Anecdotal evidence from neurologists we interviewed as part of this study consistently indicated difficulty hiring neurologists or nurse practitioners with training in neurology. While no estimate of the magnitude of a current national shortfall exists, demand appears to exceed supply as indicated by excessive wait times to see a neurologist, difficulty hiring neurologists, and number of practices no longer accepting new Medicaid beneficiaries.^1,–,5 That is, we would require more neurologists to reduce the waiting times to see a neurologist to 1–2 weeks from the present wait of 1 month.

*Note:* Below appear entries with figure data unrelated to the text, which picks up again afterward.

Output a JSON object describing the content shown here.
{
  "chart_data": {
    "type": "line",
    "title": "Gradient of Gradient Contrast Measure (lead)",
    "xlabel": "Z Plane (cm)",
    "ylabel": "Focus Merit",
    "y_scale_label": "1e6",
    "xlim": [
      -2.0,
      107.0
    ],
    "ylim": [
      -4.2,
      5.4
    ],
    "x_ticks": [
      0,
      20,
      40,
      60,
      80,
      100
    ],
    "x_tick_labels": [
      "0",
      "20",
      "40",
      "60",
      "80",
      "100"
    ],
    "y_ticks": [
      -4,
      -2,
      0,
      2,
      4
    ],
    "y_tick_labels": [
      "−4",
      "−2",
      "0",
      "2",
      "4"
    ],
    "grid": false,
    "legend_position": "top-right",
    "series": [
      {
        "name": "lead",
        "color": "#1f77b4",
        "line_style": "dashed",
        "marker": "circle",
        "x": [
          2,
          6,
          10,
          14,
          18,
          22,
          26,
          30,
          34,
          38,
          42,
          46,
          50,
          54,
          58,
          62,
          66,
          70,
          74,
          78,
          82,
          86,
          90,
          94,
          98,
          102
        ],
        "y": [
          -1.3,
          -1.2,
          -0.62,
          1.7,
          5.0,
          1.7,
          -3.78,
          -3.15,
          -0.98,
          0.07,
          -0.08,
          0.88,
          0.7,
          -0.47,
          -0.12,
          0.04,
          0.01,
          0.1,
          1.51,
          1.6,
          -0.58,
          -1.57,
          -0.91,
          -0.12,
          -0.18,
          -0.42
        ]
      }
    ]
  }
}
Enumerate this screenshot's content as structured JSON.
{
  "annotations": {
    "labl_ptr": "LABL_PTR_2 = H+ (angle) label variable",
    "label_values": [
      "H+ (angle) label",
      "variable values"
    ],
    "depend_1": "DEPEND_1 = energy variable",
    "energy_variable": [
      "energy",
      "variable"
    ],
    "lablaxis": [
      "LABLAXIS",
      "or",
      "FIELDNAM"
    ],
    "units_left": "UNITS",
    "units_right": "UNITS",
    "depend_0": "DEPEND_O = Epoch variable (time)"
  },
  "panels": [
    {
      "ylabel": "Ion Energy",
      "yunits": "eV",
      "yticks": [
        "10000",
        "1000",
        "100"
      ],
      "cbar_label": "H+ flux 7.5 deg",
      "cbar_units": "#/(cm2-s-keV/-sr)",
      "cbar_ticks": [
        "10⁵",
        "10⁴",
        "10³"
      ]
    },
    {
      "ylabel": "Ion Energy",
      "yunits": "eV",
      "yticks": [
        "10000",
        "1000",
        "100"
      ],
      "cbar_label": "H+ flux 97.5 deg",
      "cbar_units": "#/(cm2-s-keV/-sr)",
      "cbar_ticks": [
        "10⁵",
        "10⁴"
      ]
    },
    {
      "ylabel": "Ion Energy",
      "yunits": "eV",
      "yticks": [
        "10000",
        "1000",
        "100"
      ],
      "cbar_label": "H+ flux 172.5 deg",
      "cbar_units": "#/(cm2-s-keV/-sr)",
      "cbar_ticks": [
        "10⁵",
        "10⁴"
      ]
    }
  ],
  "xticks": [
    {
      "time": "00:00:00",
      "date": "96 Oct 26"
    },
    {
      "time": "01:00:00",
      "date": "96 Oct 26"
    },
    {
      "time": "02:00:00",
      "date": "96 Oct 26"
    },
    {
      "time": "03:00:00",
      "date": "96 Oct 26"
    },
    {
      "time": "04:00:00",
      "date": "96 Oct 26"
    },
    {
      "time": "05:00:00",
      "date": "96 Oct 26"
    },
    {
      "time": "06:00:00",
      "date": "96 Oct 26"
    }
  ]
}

Current national demand for neurologists is difficult to estimate directly, but mathematically demand equals current supply plus (minus) any current shortage (surplus). Current supply can be estimated for 2012. Indicators that a shortfall exists are evident (e.g., abnormally long wait times for appointments) but the magnitude of the shortfall is unknown. If one assumed that national supply and demand were in equilibrium in 2012 (i.e., no shortfall), then comparison of current supply to estimated case-mix adjusted demand in each state would suggest that in 12 states supply exceeds demand, in 3 states (Michigan, Ohio, and Florida) supply and demand are in equilibrium, and in 35 states supply is below demand. Approximately 62% of the nation's population lives in a state where supply is below that required to provide the current national average pattern of care.¹⁶ To bring neurologist supply in these 35 states up to a level sufficient to provide the level of care afforded to the population in Michigan, Ohio, and Florida would take an additional 1,634 neurologists (or approximately 10% more neurologists than current supply). However, even among the 12 states where supply exceeds the level needed to provide the current national average level of care, there are indications of challenges hiring new neurologists. Massachusetts has double the ratio of neurologists per population as the national average, and a 2010 Physician Workforce Study sponsored by the Massachusetts Medical Society indicates the state has a severe shortage of neurologists.²³ Any such shortage in a state with the highest number of neurologists per capita might be explained by the large number of neurologists at nationally recognized academic medical centers in Massachusetts who draw patients from throughout the region. Still, the findings for Massachusetts reiterate that current national supply is insufficient to meet demand. The above findings suggest the nation could readily use an additional 10% adult neurologists, and based on average wait time the current shortfall of child neurologists is substantially greater. For modeling purposes, we assume a 10% shortfall of adult neurologists and a 20% shortfall of child neurologists.